William "Jimmy" Hartwig (born 5 October 1954) is a German former professional footballer who played as a defensive midfielder. He played for Kickers Offenbach, TSV 1860 Munich, Hamburger SV, 1. FC Köln and FC Homburg of the Bundesliga and for Austria Salzburg of Austria. The son of an African-American soldier and a German mother, Hartwig was one of the first players who is of African descent in German and Austrian football.

Hartwig won the European Cup in 1983 with Hamburger SV, and was three times German league champion in 1979, 1982 und 1983 and three times league runner-up with Hamburger SV. He also earned two caps for the West Germany national team, making him only the second non-white player (after Erwin Kostedde) to achieve this feat.

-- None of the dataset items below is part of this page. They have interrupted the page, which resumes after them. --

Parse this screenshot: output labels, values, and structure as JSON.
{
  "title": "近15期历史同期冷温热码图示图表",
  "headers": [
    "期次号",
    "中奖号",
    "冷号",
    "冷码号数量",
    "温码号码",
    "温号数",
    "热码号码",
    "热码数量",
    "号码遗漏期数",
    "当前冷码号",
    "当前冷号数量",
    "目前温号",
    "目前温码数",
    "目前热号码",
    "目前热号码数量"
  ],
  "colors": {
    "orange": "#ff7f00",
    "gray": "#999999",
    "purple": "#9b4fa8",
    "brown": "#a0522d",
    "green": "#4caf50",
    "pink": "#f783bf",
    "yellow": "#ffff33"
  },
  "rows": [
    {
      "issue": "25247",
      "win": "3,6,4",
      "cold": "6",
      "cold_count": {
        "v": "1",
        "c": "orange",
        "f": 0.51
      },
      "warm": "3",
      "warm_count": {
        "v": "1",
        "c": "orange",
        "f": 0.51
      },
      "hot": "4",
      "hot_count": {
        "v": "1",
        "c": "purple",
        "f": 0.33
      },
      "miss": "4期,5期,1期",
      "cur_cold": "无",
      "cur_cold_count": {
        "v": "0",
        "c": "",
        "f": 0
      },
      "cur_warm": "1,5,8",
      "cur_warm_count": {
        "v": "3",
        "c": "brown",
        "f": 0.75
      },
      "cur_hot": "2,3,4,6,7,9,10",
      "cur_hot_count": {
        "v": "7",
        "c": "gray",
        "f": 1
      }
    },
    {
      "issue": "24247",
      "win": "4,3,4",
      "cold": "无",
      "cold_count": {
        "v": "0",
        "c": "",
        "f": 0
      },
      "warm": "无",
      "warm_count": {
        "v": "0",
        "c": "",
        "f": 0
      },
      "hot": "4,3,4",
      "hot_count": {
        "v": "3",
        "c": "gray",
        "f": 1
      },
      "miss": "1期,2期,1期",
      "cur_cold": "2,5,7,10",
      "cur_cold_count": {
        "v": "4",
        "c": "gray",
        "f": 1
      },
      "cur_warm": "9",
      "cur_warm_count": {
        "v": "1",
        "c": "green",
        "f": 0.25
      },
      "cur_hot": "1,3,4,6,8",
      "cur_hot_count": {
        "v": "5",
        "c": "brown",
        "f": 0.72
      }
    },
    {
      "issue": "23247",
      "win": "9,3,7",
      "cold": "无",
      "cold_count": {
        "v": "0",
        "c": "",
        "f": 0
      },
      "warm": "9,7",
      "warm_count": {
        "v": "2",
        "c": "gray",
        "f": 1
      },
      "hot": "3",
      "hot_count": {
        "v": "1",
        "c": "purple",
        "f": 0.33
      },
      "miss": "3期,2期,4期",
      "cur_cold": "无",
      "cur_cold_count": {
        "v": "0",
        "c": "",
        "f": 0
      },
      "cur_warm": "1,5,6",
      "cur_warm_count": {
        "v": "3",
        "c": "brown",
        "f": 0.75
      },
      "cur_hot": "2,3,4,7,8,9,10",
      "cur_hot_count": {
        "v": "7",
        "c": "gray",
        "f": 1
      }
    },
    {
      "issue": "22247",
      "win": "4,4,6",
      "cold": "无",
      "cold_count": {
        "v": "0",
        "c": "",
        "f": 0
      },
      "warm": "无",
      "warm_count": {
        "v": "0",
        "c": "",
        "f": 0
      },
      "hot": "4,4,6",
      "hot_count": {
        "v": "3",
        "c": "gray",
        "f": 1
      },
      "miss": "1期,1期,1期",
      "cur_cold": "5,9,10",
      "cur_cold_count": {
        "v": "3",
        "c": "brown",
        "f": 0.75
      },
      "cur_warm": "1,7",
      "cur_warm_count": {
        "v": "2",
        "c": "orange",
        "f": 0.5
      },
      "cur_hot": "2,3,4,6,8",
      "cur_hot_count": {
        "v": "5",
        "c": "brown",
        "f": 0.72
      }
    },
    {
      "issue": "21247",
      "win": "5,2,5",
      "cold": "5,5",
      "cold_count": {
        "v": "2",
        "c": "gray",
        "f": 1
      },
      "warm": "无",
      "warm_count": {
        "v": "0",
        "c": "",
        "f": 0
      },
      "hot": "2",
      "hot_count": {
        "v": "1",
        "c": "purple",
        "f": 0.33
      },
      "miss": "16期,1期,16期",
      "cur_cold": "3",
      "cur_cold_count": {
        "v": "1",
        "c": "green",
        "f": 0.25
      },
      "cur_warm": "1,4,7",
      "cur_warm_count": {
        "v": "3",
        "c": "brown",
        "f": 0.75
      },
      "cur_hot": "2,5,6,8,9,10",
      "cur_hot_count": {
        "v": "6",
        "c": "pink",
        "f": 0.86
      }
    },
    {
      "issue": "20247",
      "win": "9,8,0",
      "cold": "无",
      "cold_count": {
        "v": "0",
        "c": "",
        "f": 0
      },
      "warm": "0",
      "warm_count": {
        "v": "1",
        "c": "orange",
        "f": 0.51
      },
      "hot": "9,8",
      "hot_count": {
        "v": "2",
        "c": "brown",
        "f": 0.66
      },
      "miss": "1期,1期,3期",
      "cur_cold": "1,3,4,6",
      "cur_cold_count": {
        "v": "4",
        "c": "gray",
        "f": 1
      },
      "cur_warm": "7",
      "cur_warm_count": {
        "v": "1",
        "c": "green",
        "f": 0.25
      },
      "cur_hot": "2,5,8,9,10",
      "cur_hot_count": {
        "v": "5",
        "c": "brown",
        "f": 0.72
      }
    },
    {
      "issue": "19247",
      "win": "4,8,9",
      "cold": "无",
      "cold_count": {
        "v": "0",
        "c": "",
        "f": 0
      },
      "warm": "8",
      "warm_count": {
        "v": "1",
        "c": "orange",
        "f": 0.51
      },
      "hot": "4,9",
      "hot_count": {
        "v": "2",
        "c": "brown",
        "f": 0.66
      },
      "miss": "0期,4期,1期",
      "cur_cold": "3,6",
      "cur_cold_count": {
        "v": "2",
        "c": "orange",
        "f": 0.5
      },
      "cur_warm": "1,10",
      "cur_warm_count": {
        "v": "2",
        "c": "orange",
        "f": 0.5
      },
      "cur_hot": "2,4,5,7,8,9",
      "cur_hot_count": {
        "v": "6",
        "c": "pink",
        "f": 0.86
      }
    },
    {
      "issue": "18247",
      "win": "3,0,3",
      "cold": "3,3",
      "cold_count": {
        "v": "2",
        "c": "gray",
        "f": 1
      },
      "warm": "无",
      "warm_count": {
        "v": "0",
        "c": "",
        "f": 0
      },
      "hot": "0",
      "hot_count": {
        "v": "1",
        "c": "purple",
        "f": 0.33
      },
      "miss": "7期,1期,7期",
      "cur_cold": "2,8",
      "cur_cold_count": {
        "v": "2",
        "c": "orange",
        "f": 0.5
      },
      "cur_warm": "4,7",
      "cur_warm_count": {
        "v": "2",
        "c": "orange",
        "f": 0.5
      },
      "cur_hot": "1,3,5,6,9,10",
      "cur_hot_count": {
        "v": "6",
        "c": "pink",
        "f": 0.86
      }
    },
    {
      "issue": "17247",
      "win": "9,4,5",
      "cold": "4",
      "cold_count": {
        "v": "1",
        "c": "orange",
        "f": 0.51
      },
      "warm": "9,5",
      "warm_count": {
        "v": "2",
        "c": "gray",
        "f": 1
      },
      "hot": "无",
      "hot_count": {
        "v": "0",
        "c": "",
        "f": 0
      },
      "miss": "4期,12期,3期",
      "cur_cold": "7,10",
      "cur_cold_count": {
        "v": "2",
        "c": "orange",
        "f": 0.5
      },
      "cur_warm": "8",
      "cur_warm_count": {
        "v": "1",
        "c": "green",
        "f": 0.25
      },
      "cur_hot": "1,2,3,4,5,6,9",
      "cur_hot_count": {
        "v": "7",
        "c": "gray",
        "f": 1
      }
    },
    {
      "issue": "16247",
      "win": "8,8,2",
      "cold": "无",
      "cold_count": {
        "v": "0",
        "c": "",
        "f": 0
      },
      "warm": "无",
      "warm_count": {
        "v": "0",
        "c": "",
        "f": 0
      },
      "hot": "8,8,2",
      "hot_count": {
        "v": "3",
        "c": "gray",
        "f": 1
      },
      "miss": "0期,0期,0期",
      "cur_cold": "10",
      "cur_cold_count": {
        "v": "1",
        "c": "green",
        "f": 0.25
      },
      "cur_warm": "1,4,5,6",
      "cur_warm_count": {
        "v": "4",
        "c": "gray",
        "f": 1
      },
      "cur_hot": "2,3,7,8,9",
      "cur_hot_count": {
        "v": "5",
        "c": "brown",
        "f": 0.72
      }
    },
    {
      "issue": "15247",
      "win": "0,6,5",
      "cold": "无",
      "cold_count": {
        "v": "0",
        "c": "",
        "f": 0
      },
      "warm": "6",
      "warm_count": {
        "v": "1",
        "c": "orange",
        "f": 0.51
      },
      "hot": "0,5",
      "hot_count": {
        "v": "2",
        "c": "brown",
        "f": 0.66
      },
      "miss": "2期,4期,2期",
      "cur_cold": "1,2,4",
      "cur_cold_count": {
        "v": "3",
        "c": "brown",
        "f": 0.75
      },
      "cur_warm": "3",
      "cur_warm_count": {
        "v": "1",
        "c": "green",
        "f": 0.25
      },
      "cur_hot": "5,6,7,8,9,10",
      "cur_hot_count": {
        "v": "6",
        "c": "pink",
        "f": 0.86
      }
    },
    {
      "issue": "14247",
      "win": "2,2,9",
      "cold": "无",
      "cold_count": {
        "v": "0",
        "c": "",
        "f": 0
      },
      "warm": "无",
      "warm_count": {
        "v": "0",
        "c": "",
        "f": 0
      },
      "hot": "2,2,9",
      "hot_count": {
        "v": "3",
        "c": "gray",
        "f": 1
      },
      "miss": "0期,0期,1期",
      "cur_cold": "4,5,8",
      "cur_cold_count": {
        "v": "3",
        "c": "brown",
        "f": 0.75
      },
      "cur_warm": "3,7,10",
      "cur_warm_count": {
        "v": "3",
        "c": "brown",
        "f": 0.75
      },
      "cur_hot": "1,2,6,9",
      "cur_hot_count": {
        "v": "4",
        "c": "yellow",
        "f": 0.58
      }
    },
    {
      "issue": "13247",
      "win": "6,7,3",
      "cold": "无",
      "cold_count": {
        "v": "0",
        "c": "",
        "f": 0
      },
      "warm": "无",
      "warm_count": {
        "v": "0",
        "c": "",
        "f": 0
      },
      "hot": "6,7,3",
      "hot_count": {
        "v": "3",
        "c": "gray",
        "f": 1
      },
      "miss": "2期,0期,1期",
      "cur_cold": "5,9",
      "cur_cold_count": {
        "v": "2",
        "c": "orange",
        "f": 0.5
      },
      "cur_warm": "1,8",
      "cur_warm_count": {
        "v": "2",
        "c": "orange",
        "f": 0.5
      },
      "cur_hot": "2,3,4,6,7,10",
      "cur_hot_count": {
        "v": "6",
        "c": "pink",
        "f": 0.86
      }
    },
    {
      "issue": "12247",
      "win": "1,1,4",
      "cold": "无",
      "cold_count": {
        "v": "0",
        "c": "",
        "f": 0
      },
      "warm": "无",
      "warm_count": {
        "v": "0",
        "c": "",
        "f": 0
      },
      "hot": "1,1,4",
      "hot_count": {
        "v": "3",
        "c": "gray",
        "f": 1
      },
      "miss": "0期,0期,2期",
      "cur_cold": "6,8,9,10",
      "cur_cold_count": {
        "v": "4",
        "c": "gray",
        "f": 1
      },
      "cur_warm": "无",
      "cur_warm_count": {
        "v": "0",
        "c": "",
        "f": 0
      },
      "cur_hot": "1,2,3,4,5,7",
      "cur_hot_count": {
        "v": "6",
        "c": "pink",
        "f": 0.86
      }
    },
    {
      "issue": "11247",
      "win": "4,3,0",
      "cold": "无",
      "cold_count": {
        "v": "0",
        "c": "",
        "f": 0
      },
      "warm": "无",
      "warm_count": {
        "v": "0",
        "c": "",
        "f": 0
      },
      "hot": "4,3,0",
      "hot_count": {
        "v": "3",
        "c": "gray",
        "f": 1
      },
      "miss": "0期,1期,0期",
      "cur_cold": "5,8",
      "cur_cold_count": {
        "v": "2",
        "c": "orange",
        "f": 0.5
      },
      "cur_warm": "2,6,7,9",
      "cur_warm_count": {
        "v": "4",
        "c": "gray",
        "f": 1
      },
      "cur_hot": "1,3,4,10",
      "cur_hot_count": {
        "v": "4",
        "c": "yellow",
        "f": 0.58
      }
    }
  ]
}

After his playing career, Hartwig worked as a coach at FC Augsburg in 1989 and FC Sachsen Leipzig in 1990. He entered the TV business, where he has been working ever since, whilst also appearing in the theatre as an actor.

Personal life

In his 1994 autobiography, Hartwig described his tough childhood in the city of Offenbach am Main where he was born. He recounted a childhood full of poverty and anti-black racism, with only his German mother as support; his biological African father from Senegal never took care of him.

Hartwig is married for the fourth time and has three children.

In 2021, he featured in , a documentary detailing the experiences of Black players in German professional football.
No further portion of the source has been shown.